The then minister for Tourism and Wildlife, Mr
George Muhoho, disputed the numbers, insisting there was no crisis and
came out with that racist slur.
Fortunately, Dr Leakey caught the ear of the only office at the time that mattered in the land.
In
swift order, President Daniel arap Moi disbanded the corrupt Game
Department of the ministry, and replaced it with the brand new Kenya
Wildlife Service, with none other than Dr Leakey as its first director.
Although
he was himself kicked out a few years later after falling out with Mr
Moi, Dr Leakey exited having built an enviable organisation that played a
big role in saving our elephants, rhino, lions, leopards, cheetah and
other valuable and endangered species from the marauding bands of
poachers that previously had licence to roam free in our national parks,
game reserves and wildlife dispersal areas.
SENIOR GOVERNMENT FIGURES
Why do I go back to history? Because last week, Dr Leakey was at it again.
The legendary conservationist broke a long silence to add his voice to
growing concerns about the return of uncontrolled poaching.
He
appealed for President Uhuru Kenyatta’s direct intervention to check
the suspected involvement of senior government figures and powerful
politicians in poaching, and suggested that those presently charged with
protecting our precious wildlife be asked to look for alternate
employment.
The reaction from KWS indicated a bureaucracy that felt like an endangered species. The entire top brass was assembled to deny that poaching had reached alarming levels.
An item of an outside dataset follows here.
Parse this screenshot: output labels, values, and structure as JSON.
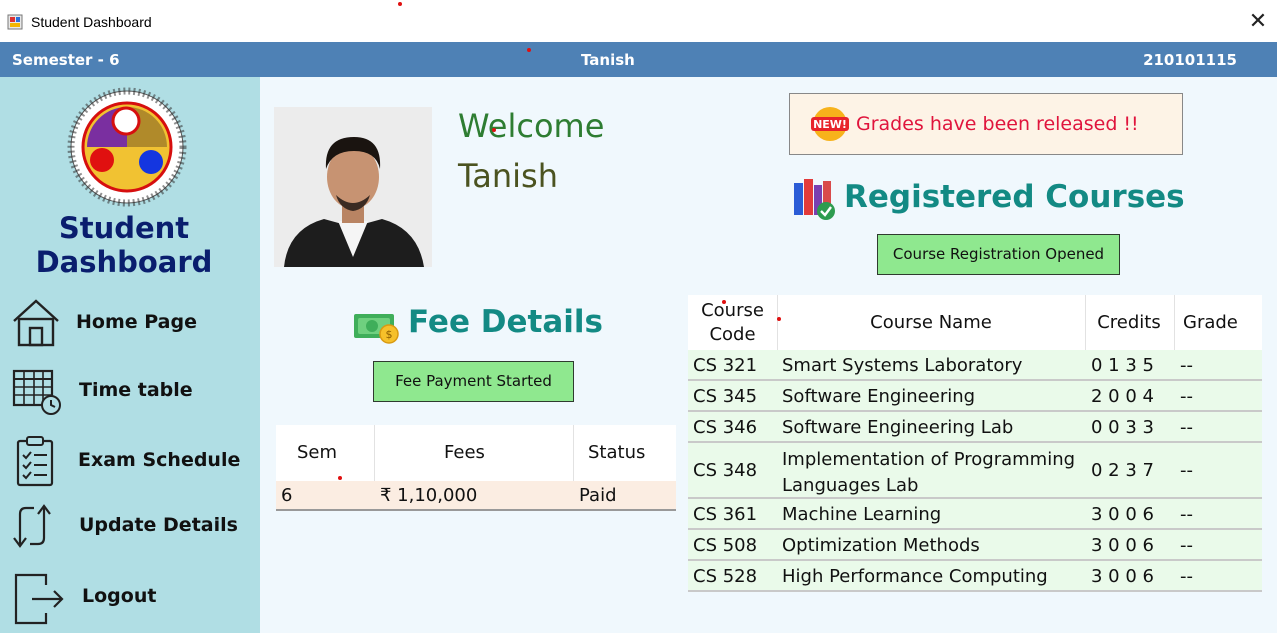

The KWS management insisted that there was nothing in the poaching statistics to make it a national crisis.
They
did not blame negative publicity to any “cheeky white mentality”, but
did make vague allusions to unofficial figures cooked up by civil
society meddlers, foreign activists and “briefcase conservationists”.
That
self-preservation might have been a classic example of what ails this
land. It’s always about refusing to take responsibility, evading
scrutiny and blaming all criticism, however genuine, on some dark
external powers; the old Moi-era game of ‘foreign masters’, ‘enemies of
development’, and other scapegoats manufactured to make us rally round
our own.
No one can honestly dispute now that rhino and
elephant are being killed at record levels to satisfy the insatiable
appetite for their tusks and horns in China and other parts of the Far
East.
UNHINDERED ACCESS
There
are many Kenyans who will say they don’t care if all the animals are
wiped out to free the land for the landless and for growing food.
However,
we are in the age of terrorism. Our concern should be that we are
allowing heavily armed brigands to roam unchallenged across Kenya
killing all the game they need, and giving them unhindered access to our
international gateways for the export of their cargo.
So
generous have we been that the international cartels controlling the
trade have found our airports and seaports convenient points for
transshipping ivory and rhino horn poached as far afield as South Africa
and West Africa.
You might still say that you don’t
care, but give a thought to the fact that the international criminal
gangs controlling the trade have been proven to have direct links with
the merchants of death who deal in narcotic drugs and illegal arms.
Ultimately,
those tri-evils – poaching, narcotics and illicit arms – have direct
connections to the arming and financing of terrorism.
Therefore
when a shopping mall in Nairobi or a church in Mombasa is attacked by
terrorists, we must be conscious that those murderous deeds are aided
and abetted by business and political merchants in the corridors of
power who run the poaching gangs, provide free passage for the
contraband, or prefer to look the other way when employed to protect our
wildlife or ensure our national security.